Keinen Spaß versteht Guth mehr, nachdem die Rad-Demo kürzlich sogar auf den Frankenschnellweg abgebogen sei. Verschärft wird die Situation durch die Corona-Krise. Nun müsse die Polizei auch auf die Einhaltung der Infektionsschutzmaßnahmen bestehen. Bei den jüngsten beiden Rad-Demos im Mai und Juni habe die Polizei die Veranstaltung abgebrochen und teilweise sogar die Personalien aufgenommen.

"Wir müssen auf eine ordnungsgemäße Anmeldung bestehen", erklärte auch Katrin Kurr vom Ordnungsamt. Zum Schutz der Teilnehmer müssten endlich "klare Verhältnisse" geschaffen werden, sagte Kurr und appellierte an die Fahrrad-Aktivisten, endlich auf die Stadt zuzugehen und mit der Polizei zusammenzuarbeiten. Die häufigen Gesprächsangebote von Seiten der Stadt hätten die Protest-Radler bislang nicht angenommen.

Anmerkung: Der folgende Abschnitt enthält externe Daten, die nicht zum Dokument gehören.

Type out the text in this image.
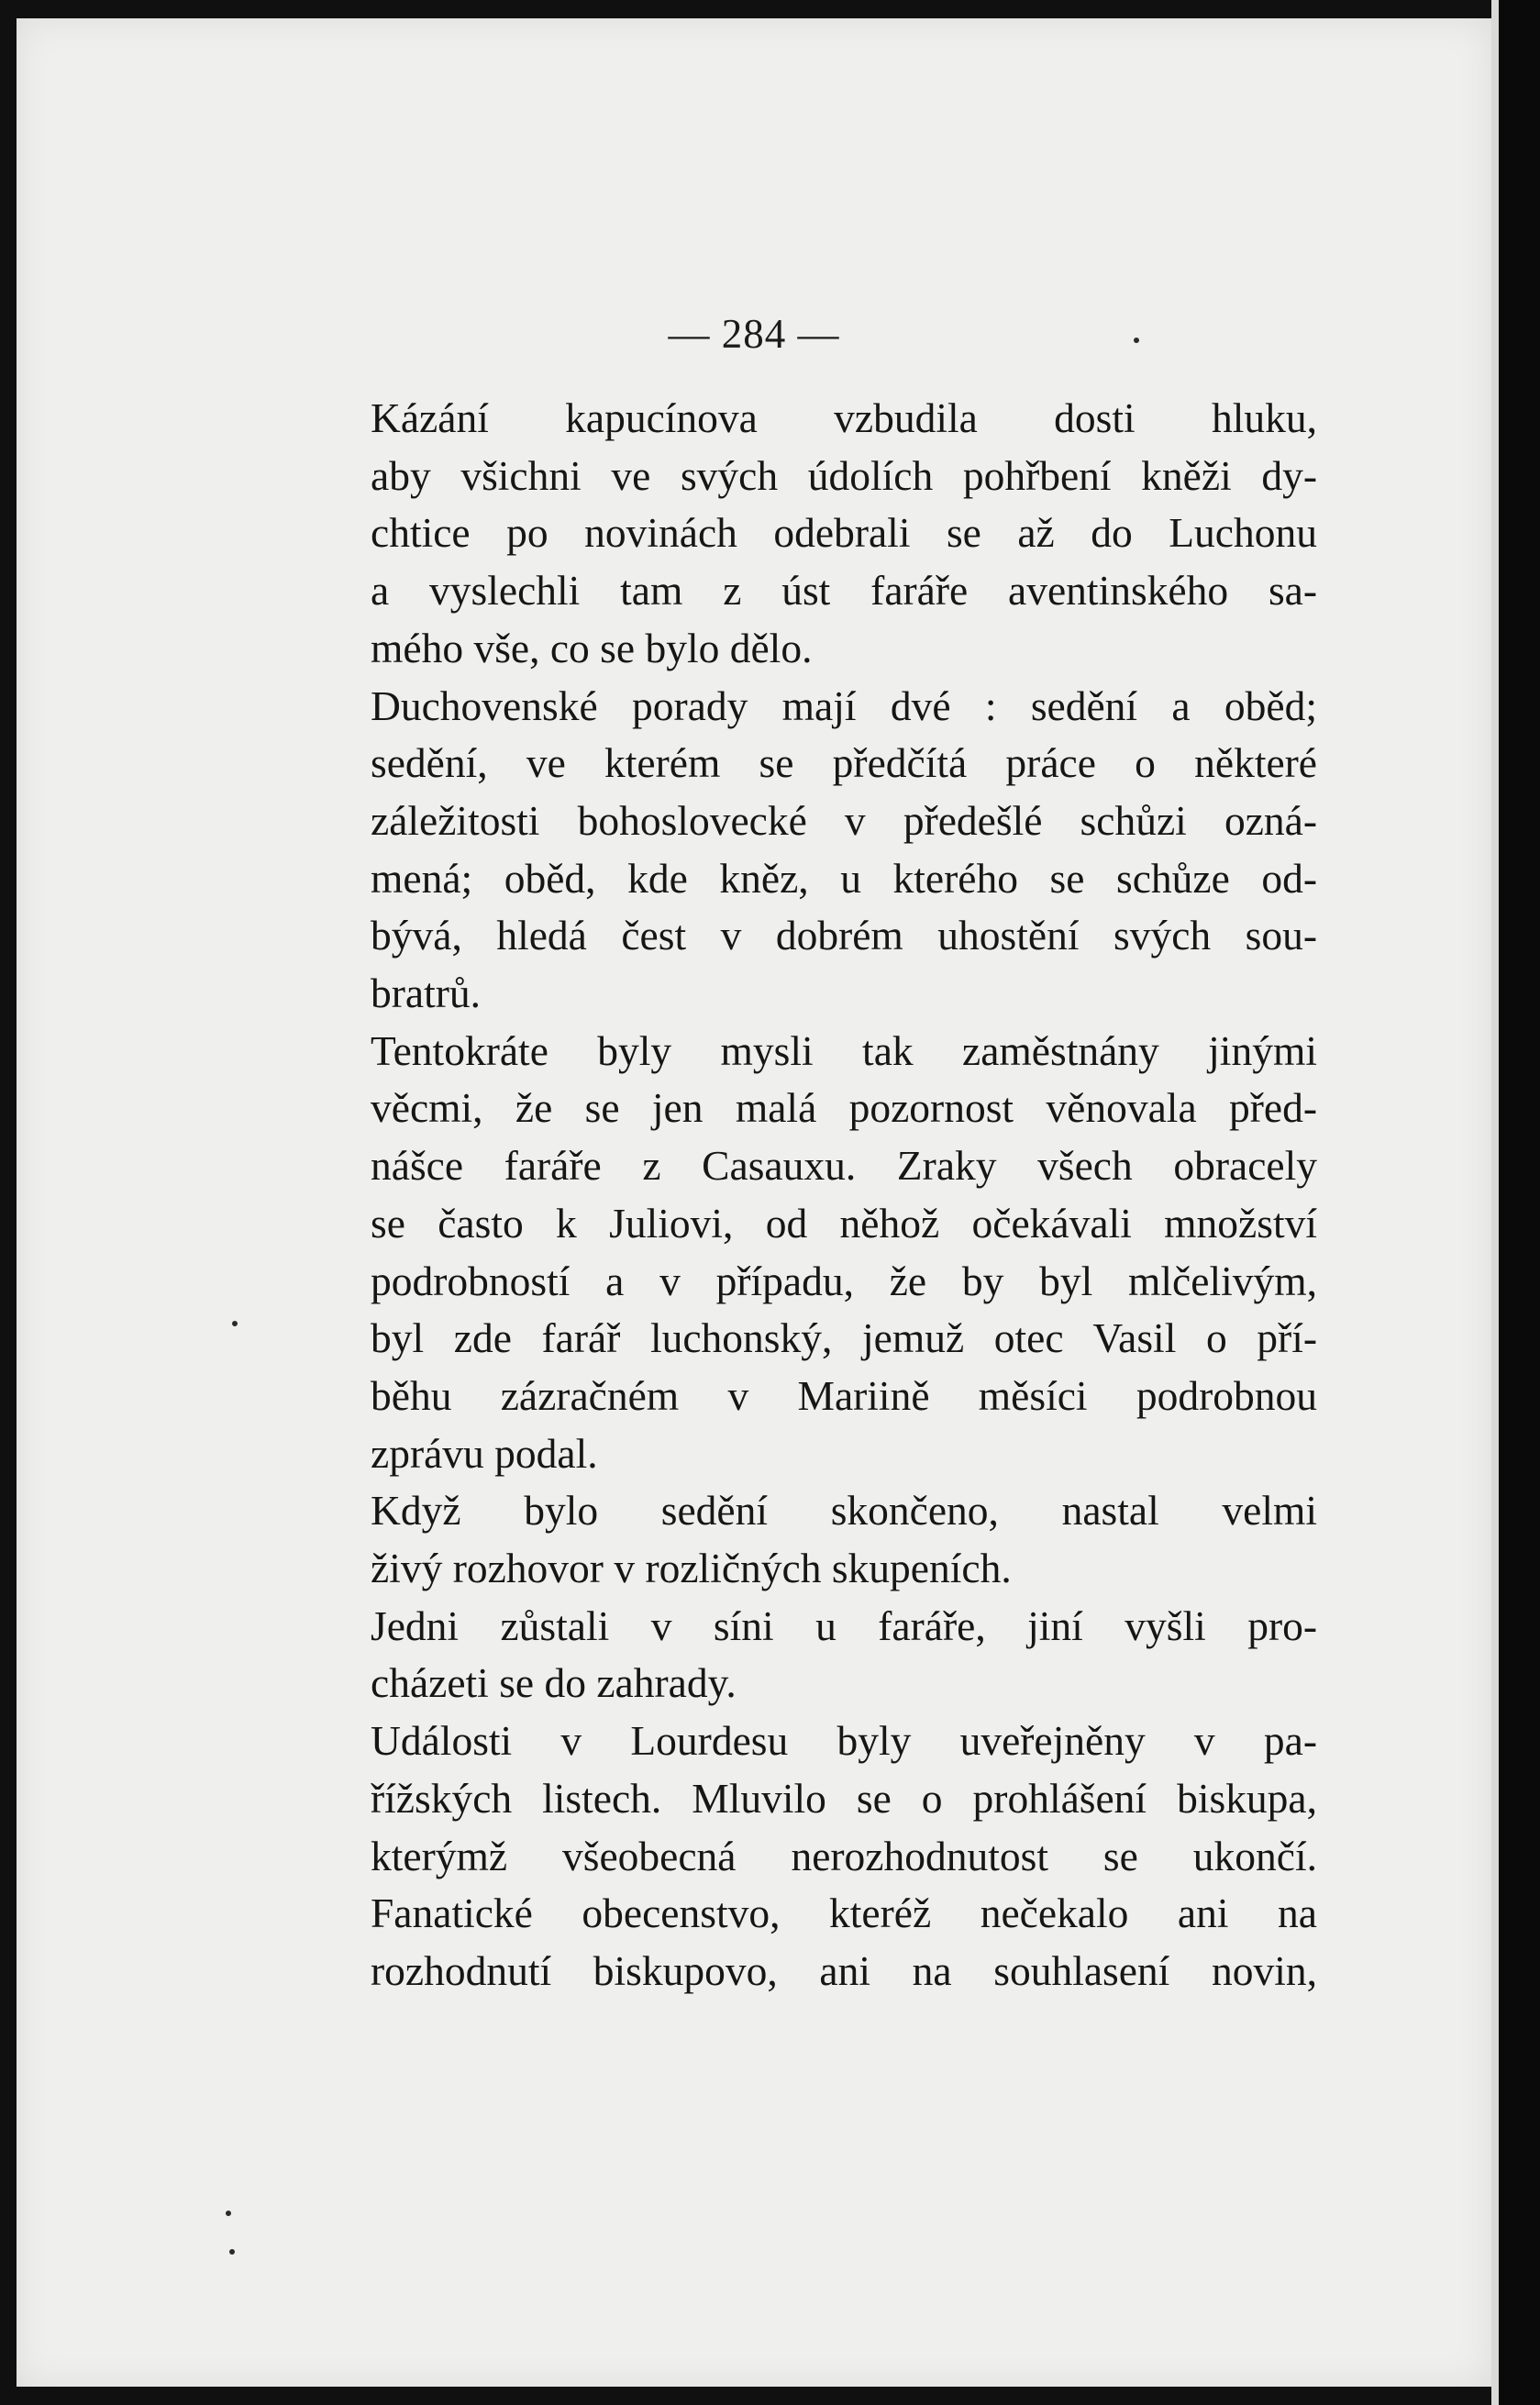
— 284 —

Kázání kapucínova vzbudila dosti hluku,
aby všichni ve svých údolích pohřbení kněži dy-
chtice po novinách odebrali se až do Luchonu
a vyslechli tam z úst faráře aventinského sa-
mého vše, co se bylo dělo.

Duchovenské porady mají dvé : sedění a oběd;
sedění, ve kterém se předčítá práce o některé
záležitosti bohoslovecké v předešlé schůzi ozná-
mená; oběd, kde kněz, u kterého se schůze od-
bývá, hledá čest v dobrém uhostění svých sou-
bratrů.

Tentokráte byly mysli tak zaměstnány jinými
věcmi, že se jen malá pozornost věnovala před-
nášce faráře z Casauxu. Zraky všech obracely
se často k Juliovi, od něhož očekávali množství
podrobností a v případu, že by byl mlčelivým,
byl zde farář luchonský, jemuž otec Vasil o pří-
běhu zázračném v Mariině měsíci podrobnou
zprávu podal.

Když bylo sedění skončeno, nastal velmi
živý rozhovor v rozličných skupeních.

Jedni zůstali v síni u faráře, jiní vyšli pro-
cházeti se do zahrady.

Události v Lourdesu byly uveřejněny v pa-
řížských listech. Mluvilo se o prohlášení biskupa,
kterýmž všeobecná nerozhodnutost se ukončí.
Fanatické obecenstvo, kteréž nečekalo ani na
rozhodnutí biskupovo, ani na souhlasení novin,
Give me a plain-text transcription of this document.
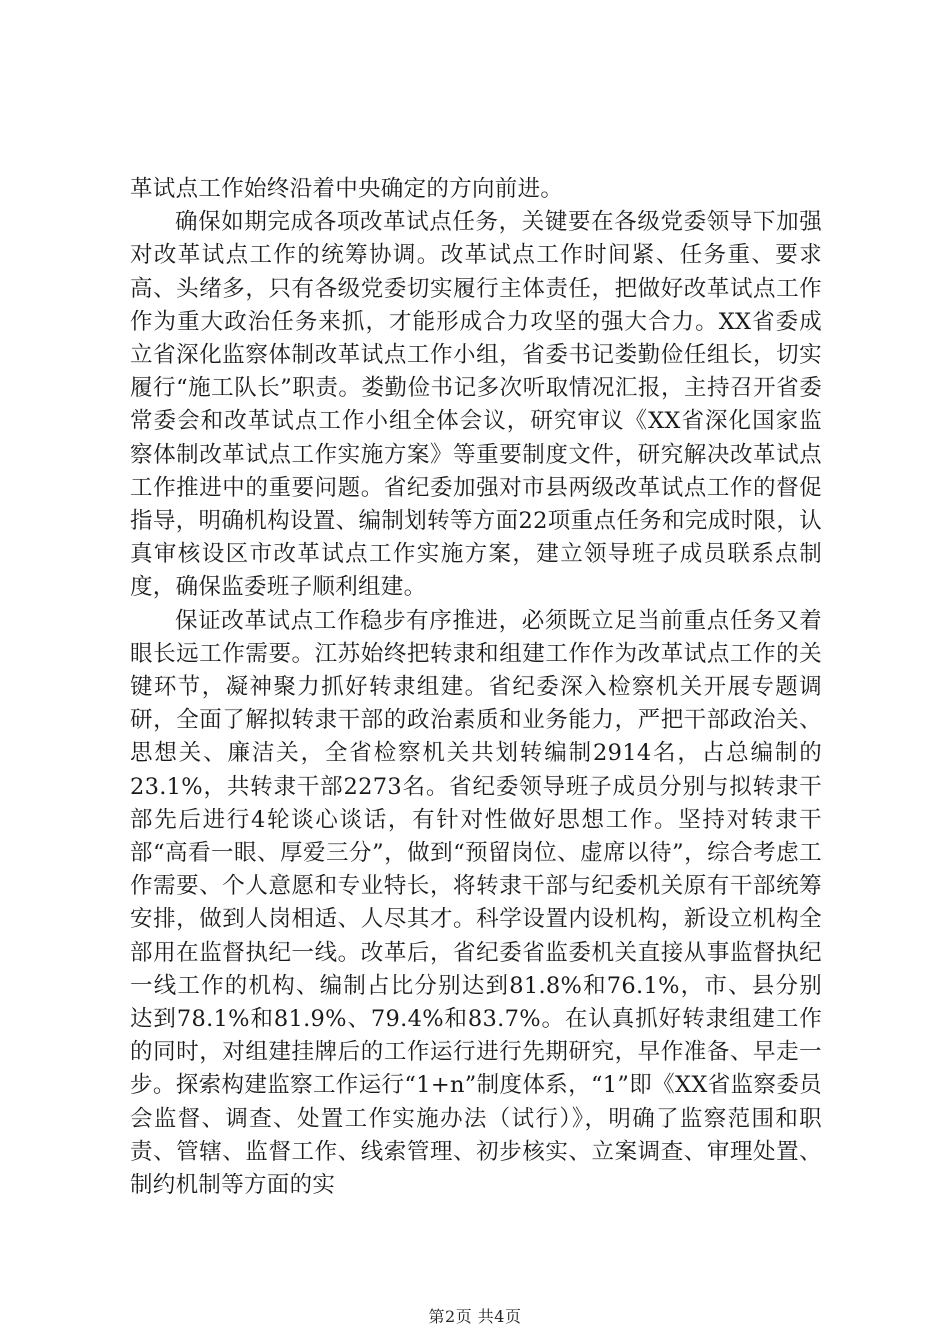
革试点工作始终沿着中央确定的方向前进。

确保如期完成各项改革试点任务，关键要在各级党委领导下加强对改革试点工作的统筹协调。改革试点工作时间紧、任务重、要求高、头绪多，只有各级党委切实履行主体责任，把做好改革试点工作作为重大政治任务来抓，才能形成合力攻坚的强大合力。XX省委成立省深化监察体制改革试点工作小组，省委书记娄勤俭任组长，切实履行“施工队长”职责。娄勤俭书记多次听取情况汇报，主持召开省委常委会和改革试点工作小组全体会议，研究审议《XX省深化国家监察体制改革试点工作实施方案》等重要制度文件，研究解决改革试点工作推进中的重要问题。省纪委加强对市县两级改革试点工作的督促指导，明确机构设置、编制划转等方面22项重点任务和完成时限，认真审核设区市改革试点工作实施方案，建立领导班子成员联系点制度，确保监委班子顺利组建。

保证改革试点工作稳步有序推进，必须既立足当前重点任务又着眼长远工作需要。江苏始终把转隶和组建工作作为改革试点工作的关键环节，凝神聚力抓好转隶组建。省纪委深入检察机关开展专题调研，全面了解拟转隶干部的政治素质和业务能力，严把干部政治关、思想关、廉洁关，全省检察机关共划转编制2914名，占总编制的23.1%，共转隶干部2273名。省纪委领导班子成员分别与拟转隶干部先后进行4轮谈心谈话，有针对性做好思想工作。坚持对转隶干部“高看一眼、厚爱三分”，做到“预留岗位、虚席以待”，综合考虑工作需要、个人意愿和专业特长，将转隶干部与纪委机关原有干部统筹安排，做到人岗相适、人尽其才。科学设置内设机构，新设立机构全部用在监督执纪一线。改革后，省纪委省监委机关直接从事监督执纪一线工作的机构、编制占比分别达到81.8%和76.1%，市、县分别达到78.1%和81.9%、79.4%和83.7%。在认真抓好转隶组建工作的同时，对组建挂牌后的工作运行进行先期研究，早作准备、早走一步。探索构建监察工作运行“1+n”制度体系，“1”即《XX省监察委员会监督、调查、处置工作实施办法（试行）》，明确了监察范围和职责、管辖、监督工作、线索管理、初步核实、立案调查、审理处置、制约机制等方面的实

第2页 共4页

Überraschend sind bei der Pressekonferenz, auf der Stadt und Polizei gemeinsam eine härtere Gangart angekündigt haben, drei Teilnehmer von Critical Mass erschienen. Kai (26 Jahre), Tobias (33 Jahre) und Ludwig (54) können einerseits die Sicherheitsbedenken verstehen. Andererseits haben die drei Rad-Aktivisten auf den spontanen und zufälligen Charakter der Protest-Bewegung für mehr Radverkehr in Nürnberg verwiesen. Beide Seiten hoffen jetzt wohl darauf, dass eine Lösung für den Konflikt gefunden werden kann und sich die Fronten zwischen Demonstranten und Sicherheitsbehörden nicht schon am Abend weiter verhärten.